Following surgery and radiation, the 65-year-old had to be put on a liquid diet in August and the $14 bills for a six pack of Ensure were adding up fast. One top of that, she and her husband Murray paid $3,000 out of pocket for uninsured services.

 

It seemed if the cancer didn’t kill her, the debt might.

 

“Very devastating. You don’t know where to turn or what to do,” Poole said.

 

That’s when her dietician recommended her to the Hope Cancer Help Centre.

 

For the past 25 years, the small organization has helped ease the financial burden of Saskatoon cancer patients by helping them pay for uninsured necessities like dietary supplements, ostomy supplies, medication, transportation and creams for radiation burns.

 

Social workers and health care professionals at the Saskatoon Cancer Centre make referrals for those who really need it, like seniors on fixed income.

 

“I don’t think we would have been able to afford that much all the time.

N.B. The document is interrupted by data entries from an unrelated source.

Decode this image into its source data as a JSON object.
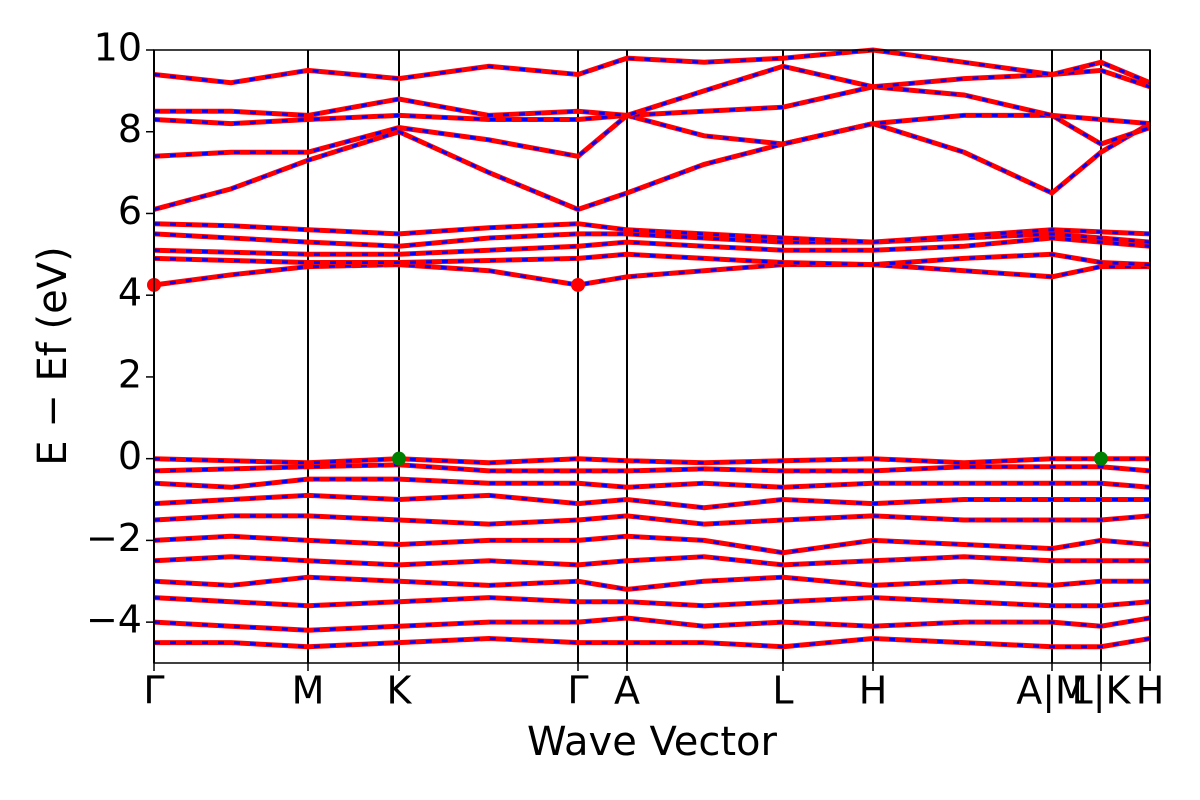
{
  "chart_data": {
    "type": "line",
    "xlabel": "Wave Vector",
    "ylabel": "E − Ef (eV)",
    "x": [
      0,
      0.77,
      1.54,
      2.45,
      3.35,
      4.24,
      4.73,
      5.5,
      6.29,
      7.19,
      8.1,
      8.98,
      9.47,
      9.96
    ],
    "xlim": [
      0,
      9.96
    ],
    "xticks": [
      {
        "value": 0,
        "label": "Γ"
      },
      {
        "value": 1.54,
        "label": "M"
      },
      {
        "value": 2.45,
        "label": "K"
      },
      {
        "value": 4.24,
        "label": "Γ"
      },
      {
        "value": 4.73,
        "label": "A"
      },
      {
        "value": 6.29,
        "label": "L"
      },
      {
        "value": 7.19,
        "label": "H"
      },
      {
        "value": 8.98,
        "label": "A|M"
      },
      {
        "value": 9.47,
        "label": "L|K"
      },
      {
        "value": 9.96,
        "label": "H"
      }
    ],
    "ylim": [
      -5,
      10
    ],
    "yticks": [
      {
        "value": -4,
        "label": "−4"
      },
      {
        "value": -2,
        "label": "−2"
      },
      0,
      2,
      4,
      6,
      8,
      10
    ],
    "dash_color": "#0000ff",
    "series": [
      {
        "color": "#ff0000",
        "values": [
          4.25,
          4.5,
          4.7,
          4.75,
          4.6,
          4.25,
          4.45,
          4.6,
          4.75,
          4.75,
          4.6,
          4.45,
          4.7,
          4.7
        ]
      },
      {
        "color": "#ff0000",
        "values": [
          4.9,
          4.85,
          4.8,
          4.8,
          4.85,
          4.9,
          5.0,
          4.9,
          4.8,
          4.75,
          4.9,
          5.0,
          4.8,
          4.75
        ]
      },
      {
        "color": "#ff0000",
        "values": [
          5.1,
          5.05,
          5.0,
          5.0,
          5.1,
          5.2,
          5.3,
          5.2,
          5.1,
          5.1,
          5.2,
          5.4,
          5.3,
          5.2
        ]
      },
      {
        "color": "#ff0000",
        "values": [
          5.5,
          5.4,
          5.3,
          5.2,
          5.4,
          5.5,
          5.5,
          5.4,
          5.3,
          5.3,
          5.4,
          5.5,
          5.4,
          5.3
        ]
      },
      {
        "color": "#ff0000",
        "values": [
          5.75,
          5.7,
          5.6,
          5.5,
          5.65,
          5.75,
          5.6,
          5.5,
          5.4,
          5.3,
          5.45,
          5.6,
          5.55,
          5.5
        ]
      },
      {
        "color": "#ff0000",
        "values": [
          6.1,
          6.6,
          7.3,
          8.0,
          7.0,
          6.1,
          6.5,
          7.2,
          7.7,
          8.2,
          7.5,
          6.5,
          7.5,
          8.2
        ]
      },
      {
        "color": "#ff0000",
        "values": [
          7.4,
          7.5,
          7.5,
          8.1,
          7.8,
          7.4,
          8.4,
          7.9,
          7.7,
          8.2,
          8.4,
          8.4,
          7.7,
          8.1
        ]
      },
      {
        "color": "#ff0000",
        "values": [
          8.3,
          8.2,
          8.3,
          8.4,
          8.3,
          8.3,
          8.4,
          8.5,
          8.6,
          9.1,
          8.9,
          8.4,
          8.3,
          8.2
        ]
      },
      {
        "color": "#ff0000",
        "values": [
          8.5,
          8.5,
          8.4,
          8.8,
          8.4,
          8.5,
          8.4,
          9.0,
          9.6,
          9.1,
          9.3,
          9.4,
          9.5,
          9.1
        ]
      },
      {
        "color": "#ff0000",
        "values": [
          9.4,
          9.2,
          9.5,
          9.3,
          9.6,
          9.4,
          9.8,
          9.7,
          9.8,
          10.0,
          9.7,
          9.4,
          9.7,
          9.2
        ]
      },
      {
        "color": "#ff0000",
        "values": [
          0,
          -0.05,
          -0.1,
          0,
          -0.1,
          0,
          -0.05,
          -0.1,
          -0.05,
          0,
          -0.1,
          0,
          0,
          0
        ]
      },
      {
        "color": "#ff0000",
        "values": [
          -0.3,
          -0.25,
          -0.2,
          -0.15,
          -0.3,
          -0.3,
          -0.3,
          -0.25,
          -0.3,
          -0.3,
          -0.2,
          -0.2,
          -0.2,
          -0.3
        ]
      },
      {
        "color": "#ff0000",
        "values": [
          -0.6,
          -0.7,
          -0.5,
          -0.5,
          -0.6,
          -0.6,
          -0.7,
          -0.6,
          -0.7,
          -0.6,
          -0.6,
          -0.6,
          -0.6,
          -0.7
        ]
      },
      {
        "color": "#ff0000",
        "values": [
          -1.1,
          -1.0,
          -0.9,
          -1.0,
          -0.9,
          -1.1,
          -1.0,
          -1.2,
          -1.0,
          -1.1,
          -1.0,
          -1.0,
          -1.0,
          -1.0
        ]
      },
      {
        "color": "#ff0000",
        "values": [
          -1.5,
          -1.4,
          -1.4,
          -1.5,
          -1.6,
          -1.5,
          -1.4,
          -1.6,
          -1.5,
          -1.4,
          -1.5,
          -1.5,
          -1.5,
          -1.4
        ]
      },
      {
        "color": "#ff0000",
        "values": [
          -2.0,
          -1.9,
          -2.0,
          -2.1,
          -2.0,
          -2.0,
          -1.9,
          -2.0,
          -2.3,
          -2.0,
          -2.1,
          -2.2,
          -2.0,
          -2.1
        ]
      },
      {
        "color": "#ff0000",
        "values": [
          -2.5,
          -2.4,
          -2.5,
          -2.6,
          -2.5,
          -2.6,
          -2.5,
          -2.4,
          -2.6,
          -2.5,
          -2.4,
          -2.5,
          -2.5,
          -2.5
        ]
      },
      {
        "color": "#ff0000",
        "values": [
          -3.0,
          -3.1,
          -2.9,
          -3.0,
          -3.1,
          -3.0,
          -3.2,
          -3.0,
          -2.9,
          -3.1,
          -3.0,
          -3.1,
          -3.0,
          -3.0
        ]
      },
      {
        "color": "#ff0000",
        "values": [
          -3.4,
          -3.5,
          -3.6,
          -3.5,
          -3.4,
          -3.5,
          -3.5,
          -3.6,
          -3.5,
          -3.4,
          -3.5,
          -3.6,
          -3.6,
          -3.5
        ]
      },
      {
        "color": "#ff0000",
        "values": [
          -4.0,
          -4.1,
          -4.2,
          -4.1,
          -4.0,
          -4.0,
          -3.9,
          -4.1,
          -4.0,
          -4.1,
          -4.0,
          -4.0,
          -4.1,
          -3.9
        ]
      },
      {
        "color": "#ff0000",
        "values": [
          -4.5,
          -4.5,
          -4.6,
          -4.5,
          -4.4,
          -4.5,
          -4.5,
          -4.5,
          -4.6,
          -4.4,
          -4.5,
          -4.6,
          -4.6,
          -4.4
        ]
      }
    ],
    "points": [
      {
        "x": 0,
        "y": 4.25,
        "color": "#ff0000"
      },
      {
        "x": 4.24,
        "y": 4.25,
        "color": "#ff0000"
      },
      {
        "x": 2.45,
        "y": 0,
        "color": "#008000"
      },
      {
        "x": 9.47,
        "y": 0,
        "color": "#008000"
      }
    ]
  }
}
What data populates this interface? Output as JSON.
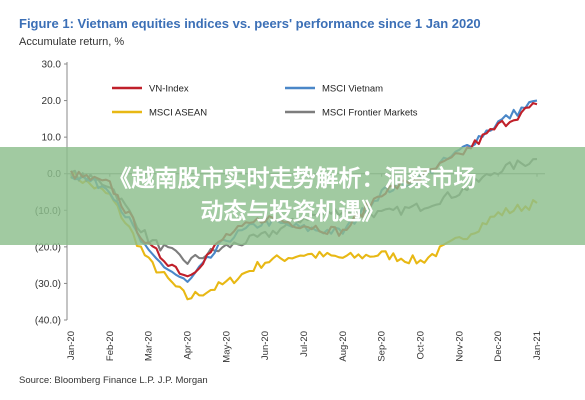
{
  "figure": {
    "title": "Figure 1: Vietnam equities indices vs. peers' performance since 1 Jan 2020",
    "source": "Source: Bloomberg Finance L.P. J.P. Morgan"
  },
  "banner": {
    "line1": "《越南股市实时走势解析：洞察市场",
    "line2": "动态与投资机遇》"
  },
  "chart_data": {
    "type": "line",
    "ylabel": "Accumulate return, %",
    "ylim": [
      -40,
      30
    ],
    "yticks": [
      {
        "value": 30,
        "label": "30.0"
      },
      {
        "value": 20,
        "label": "20.0"
      },
      {
        "value": 10,
        "label": "10.0"
      },
      {
        "value": 0,
        "label": "0.0"
      },
      {
        "value": -10,
        "label": "(10.0)"
      },
      {
        "value": -20,
        "label": "(20.0)"
      },
      {
        "value": -30,
        "label": "(30.0)"
      },
      {
        "value": -40,
        "label": "(40.0)"
      }
    ],
    "x": [
      "Jan-20",
      "Feb-20",
      "Mar-20",
      "Apr-20",
      "May-20",
      "Jun-20",
      "Jul-20",
      "Aug-20",
      "Sep-20",
      "Oct-20",
      "Nov-20",
      "Dec-20",
      "Jan-21"
    ],
    "grid": false,
    "legend_position": "top-left",
    "series": [
      {
        "name": "VN-Index",
        "color": "#c0202a",
        "values": [
          0,
          -3,
          -20,
          -28,
          -17,
          -12,
          -14,
          -16,
          -5,
          -1,
          5,
          13,
          19
        ]
      },
      {
        "name": "MSCI Vietnam",
        "color": "#4a87c8",
        "values": [
          0,
          -4,
          -22,
          -30,
          -18,
          -13,
          -15,
          -16,
          -5,
          -1,
          6,
          14,
          20
        ]
      },
      {
        "name": "MSCI ASEAN",
        "color": "#e8b814",
        "values": [
          0,
          -6,
          -24,
          -34,
          -30,
          -24,
          -22,
          -23,
          -22,
          -24,
          -18,
          -11,
          -8
        ]
      },
      {
        "name": "MSCI Frontier Markets",
        "color": "#7d7d7d",
        "values": [
          0,
          -3,
          -18,
          -24,
          -20,
          -17,
          -12,
          -10,
          -11,
          -9,
          -5,
          1,
          4
        ]
      }
    ]
  }
}
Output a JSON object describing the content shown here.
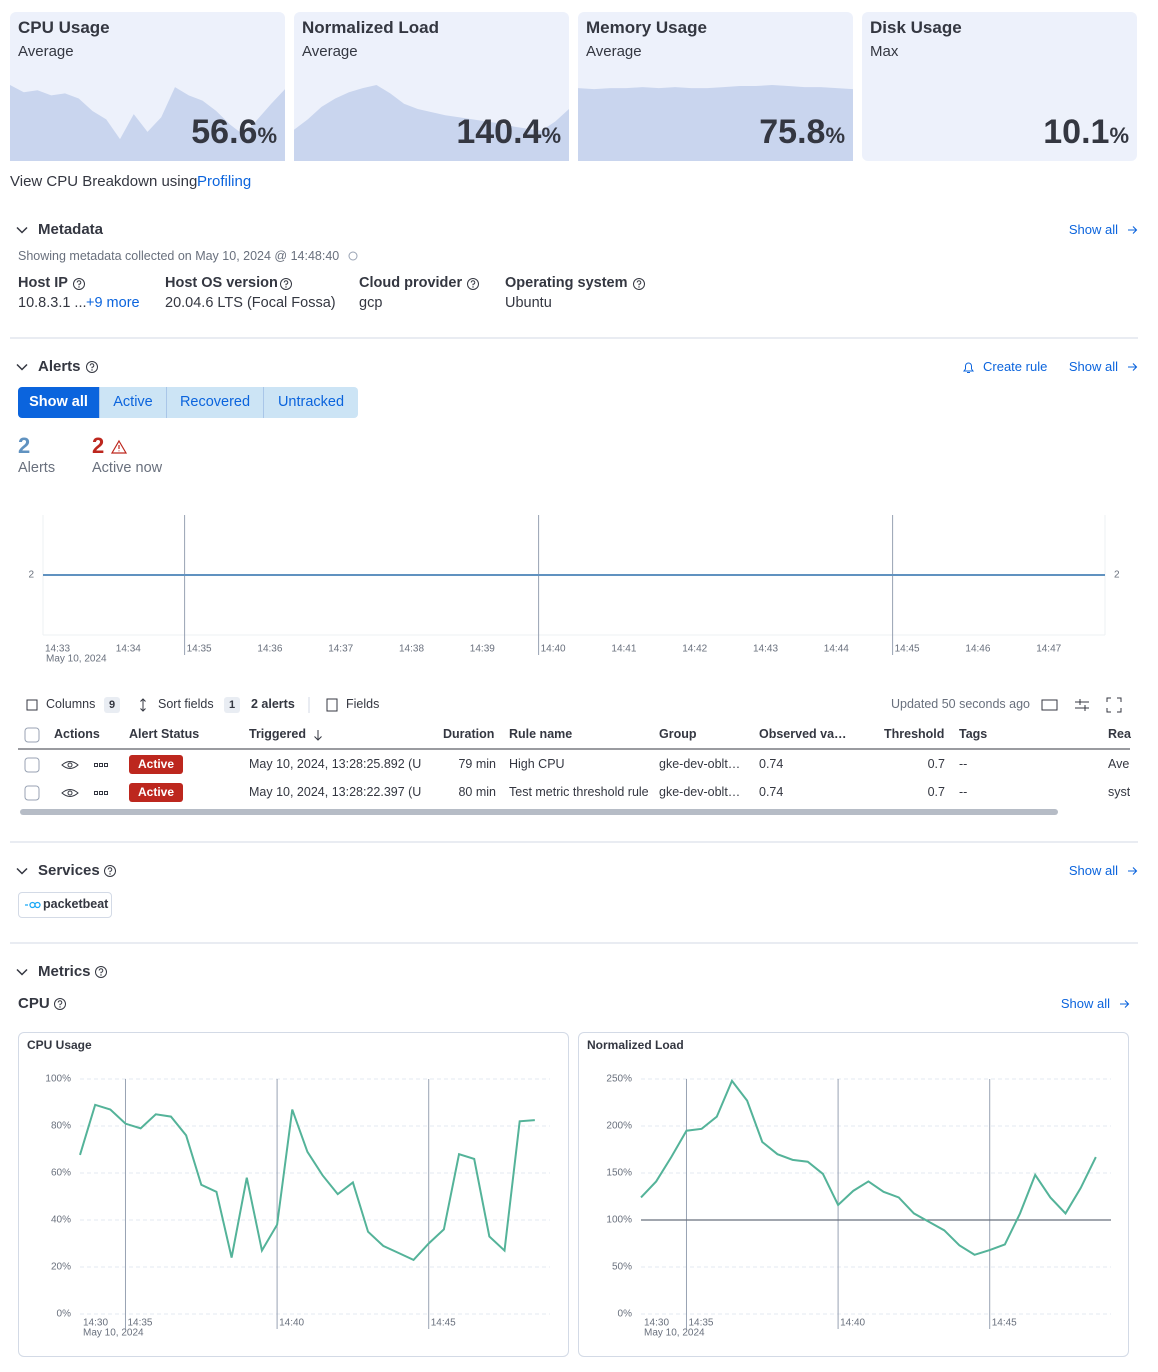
{
  "stat_cards": [
    {
      "title": "CPU Usage",
      "subtitle": "Average",
      "value": 56.6,
      "unit": "%",
      "sparkline": [
        73,
        66,
        68,
        63,
        65,
        60,
        48,
        40,
        21,
        45,
        28,
        42,
        71,
        63,
        58,
        48,
        35,
        25,
        40,
        55,
        69
      ]
    },
    {
      "title": "Normalized Load",
      "subtitle": "Average",
      "value": 140.4,
      "unit": "%",
      "sparkline": [
        30,
        40,
        52,
        60,
        66,
        70,
        73,
        65,
        55,
        50,
        47,
        44,
        42,
        40,
        38,
        36,
        33,
        31,
        29,
        38,
        50
      ]
    },
    {
      "title": "Memory Usage",
      "subtitle": "Average",
      "value": 75.8,
      "unit": "%",
      "sparkline": [
        70,
        69,
        70,
        70,
        71,
        70,
        71,
        70,
        70,
        71,
        72,
        72,
        73,
        72,
        71,
        71,
        70,
        69
      ]
    },
    {
      "title": "Disk Usage",
      "subtitle": "Max",
      "value": 10.1,
      "unit": "%"
    }
  ],
  "profiling": {
    "text": "View CPU Breakdown using",
    "link": "Profiling"
  },
  "metadata": {
    "title": "Metadata",
    "show_all": "Show all",
    "note": "Showing metadata collected on May 10, 2024 @ 14:48:40",
    "fields": [
      {
        "label": "Host IP",
        "value": "10.8.3.1 ...",
        "more": "+9 more"
      },
      {
        "label": "Host OS version",
        "value": "20.04.6 LTS (Focal Fossa)"
      },
      {
        "label": "Cloud provider",
        "value": "gcp"
      },
      {
        "label": "Operating system",
        "value": "Ubuntu"
      }
    ]
  },
  "alerts": {
    "title": "Alerts",
    "create_rule": "Create rule",
    "show_all": "Show all",
    "tabs": [
      "Show all",
      "Active",
      "Recovered",
      "Untracked"
    ],
    "stats": [
      {
        "value": 2,
        "label": "Alerts"
      },
      {
        "value": 2,
        "label": "Active now"
      }
    ],
    "toolbar": {
      "columns": "Columns",
      "columns_count": 9,
      "sort_fields": "Sort fields",
      "sort_count": 1,
      "alert_count": "2 alerts",
      "fields": "Fields",
      "updated": "Updated 50 seconds ago"
    },
    "table": {
      "columns": [
        "Actions",
        "Alert Status",
        "Triggered",
        "Duration",
        "Rule name",
        "Group",
        "Observed va…",
        "Threshold",
        "Tags",
        "Rea"
      ],
      "rows": [
        [
          "Active",
          "May 10, 2024, 13:28:25.892 (U",
          "79 min",
          "High CPU",
          "gke-dev-oblt…",
          "0.74",
          "0.7",
          "--",
          "Ave"
        ],
        [
          "Active",
          "May 10, 2024, 13:28:22.397 (U",
          "80 min",
          "Test metric threshold rule",
          "gke-dev-oblt…",
          "0.74",
          "0.7",
          "--",
          "syst"
        ]
      ]
    }
  },
  "services": {
    "title": "Services",
    "show_all": "Show all",
    "items": [
      "packetbeat"
    ]
  },
  "metrics": {
    "title": "Metrics",
    "section": "CPU",
    "show_all": "Show all"
  },
  "chart_data": [
    {
      "type": "line",
      "x": [
        "14:33",
        "14:48"
      ],
      "values": [
        2,
        2
      ],
      "color": "#6092c0",
      "xlim": [
        "14:33",
        "14:48"
      ],
      "xticks": [
        "14:33",
        "14:34",
        "14:35",
        "14:36",
        "14:37",
        "14:38",
        "14:39",
        "14:40",
        "14:41",
        "14:42",
        "14:43",
        "14:44",
        "14:45",
        "14:46",
        "14:47"
      ],
      "x_date_label": "May 10, 2024",
      "ylim": [
        1,
        3
      ],
      "yticks": [
        2
      ]
    },
    {
      "type": "line",
      "title": "CPU Usage",
      "color": "#54b399",
      "x": [
        "14:33:30",
        "14:34:00",
        "14:34:30",
        "14:35:00",
        "14:35:30",
        "14:36:00",
        "14:36:30",
        "14:37:00",
        "14:37:30",
        "14:38:00",
        "14:38:30",
        "14:39:00",
        "14:39:30",
        "14:40:00",
        "14:40:30",
        "14:41:00",
        "14:41:30",
        "14:42:00",
        "14:42:30",
        "14:43:00",
        "14:43:30",
        "14:44:00",
        "14:44:30",
        "14:45:00",
        "14:45:30",
        "14:46:00",
        "14:46:30",
        "14:47:00",
        "14:47:30",
        "14:48:00",
        "14:48:30"
      ],
      "values": [
        67.7,
        89,
        87,
        81,
        79,
        85,
        84,
        76,
        55,
        52,
        24,
        58,
        27,
        38,
        87,
        69,
        59,
        51,
        56,
        35,
        29,
        26,
        23,
        30,
        36,
        68,
        66,
        33,
        27,
        82,
        82.5
      ],
      "xlim": [
        "14:33:30",
        "14:49"
      ],
      "xticks": [
        "14:35",
        "14:40",
        "14:45"
      ],
      "x_start_label": "14:30",
      "x_date_label": "May 10, 2024",
      "ylim": [
        0,
        100
      ],
      "yticks": [
        {
          "value": 0,
          "label": "0%"
        },
        {
          "value": 20,
          "label": "20%"
        },
        {
          "value": 40,
          "label": "40%"
        },
        {
          "value": 60,
          "label": "60%"
        },
        {
          "value": 80,
          "label": "80%"
        },
        {
          "value": 100,
          "label": "100%"
        }
      ],
      "grid": true
    },
    {
      "type": "line",
      "title": "Normalized Load",
      "color": "#54b399",
      "x": [
        "14:33:30",
        "14:34:00",
        "14:34:30",
        "14:35:00",
        "14:35:30",
        "14:36:00",
        "14:36:30",
        "14:37:00",
        "14:37:30",
        "14:38:00",
        "14:38:30",
        "14:39:00",
        "14:39:30",
        "14:40:00",
        "14:40:30",
        "14:41:00",
        "14:41:30",
        "14:42:00",
        "14:42:30",
        "14:43:00",
        "14:43:30",
        "14:44:00",
        "14:44:30",
        "14:45:00",
        "14:45:30",
        "14:46:00",
        "14:46:30",
        "14:47:00",
        "14:47:30",
        "14:48:00",
        "14:48:30"
      ],
      "values": [
        124,
        141,
        167,
        195,
        197,
        210,
        248,
        227,
        183,
        170,
        164,
        162,
        149,
        116,
        131,
        141,
        130,
        124,
        107,
        98,
        89,
        73,
        63,
        68,
        74,
        107,
        148,
        124,
        107,
        134,
        167
      ],
      "xlim": [
        "14:33:30",
        "14:49"
      ],
      "xticks": [
        "14:35",
        "14:40",
        "14:45"
      ],
      "x_start_label": "14:30",
      "x_date_label": "May 10, 2024",
      "ylim": [
        0,
        250
      ],
      "yticks": [
        {
          "value": 0,
          "label": "0%"
        },
        {
          "value": 50,
          "label": "50%"
        },
        {
          "value": 100,
          "label": "100%"
        },
        {
          "value": 150,
          "label": "150%"
        },
        {
          "value": 200,
          "label": "200%"
        },
        {
          "value": 250,
          "label": "250%"
        }
      ],
      "grid": true,
      "reference_line": 100
    }
  ]
}
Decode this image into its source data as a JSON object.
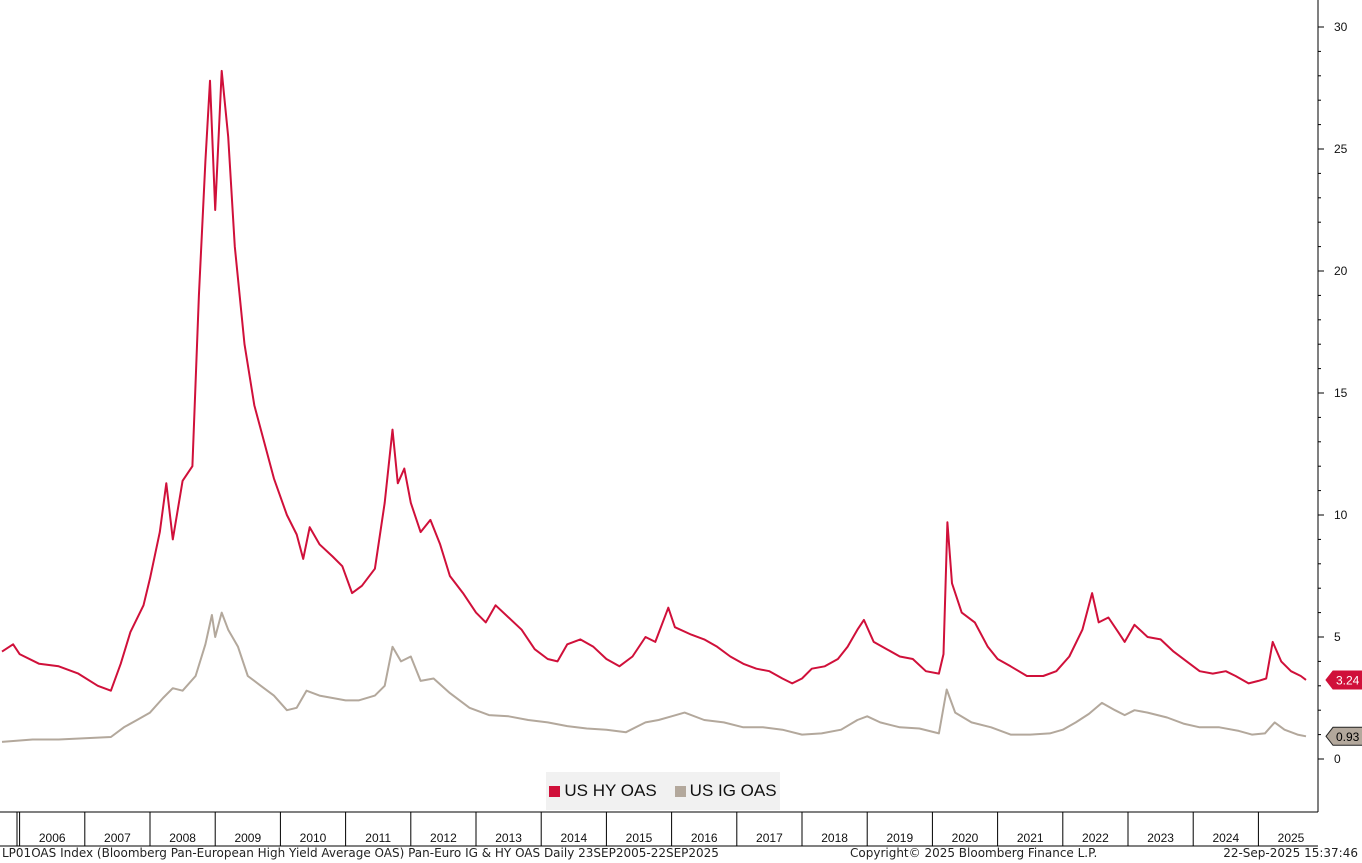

It is a big help,” said Poole, who now has a portion of her Ensure covered by the centre.

 

The organization was founded by three Saskatoon cancer patients, Lilah Brehon, Marie Thiesson and Olga Stefaniuk, who, after attending a retreat on Vancouver Island, wanted to bring a program to Saskatoon. Hoping to expand one retreat to year-long services, they soon opened support groups, workshops and a resource library.

 

Though all three women have since passed away, the organization now has 778 clients on file and helps more than 200 people pay for services each year.

 

Coordinator Donna Boyce is the only paid employee of the otherwise volunteer-run private charity. The group doesn’t receive government funding but has remained alive through the support of corporate and private donations.

 

This year marks the 19th anniversary of their race for recovery and their goal is to raise $70,000.

 

“All the money that’s raised here, stays here. We don’t have any mother ship in Vancouver or Toronto. The money that’s raised here goes right back to the cancer patients as quickly as possible,” Boyce said, adding the group specifically chose to fund current patients rather than research.

 

“The research, which is all well and good, is down the road. We want to be able to take care of the cancer patients now, the ones who are dealing with it now. When we have a budget of $120,000, for a research facility that’s nothing but for our clients that’s really something.”

 

But even with sponsors, the organization still needs to turn patients away and set a $4,000 limit on every client because money is tight.

 

Boyce said they contacted Health Minister Dustin Duncan to increase the amount of tax dollars that cover ostomy supplies.

 

But despite tight budgets, the organization has still helped hundreds of Saskatoon cancer patients like Poole. With her cancer in remission, the mother of six, grandmother of 15 and great grandmother of five said she can stop fixating on bills and focus on her family and garden.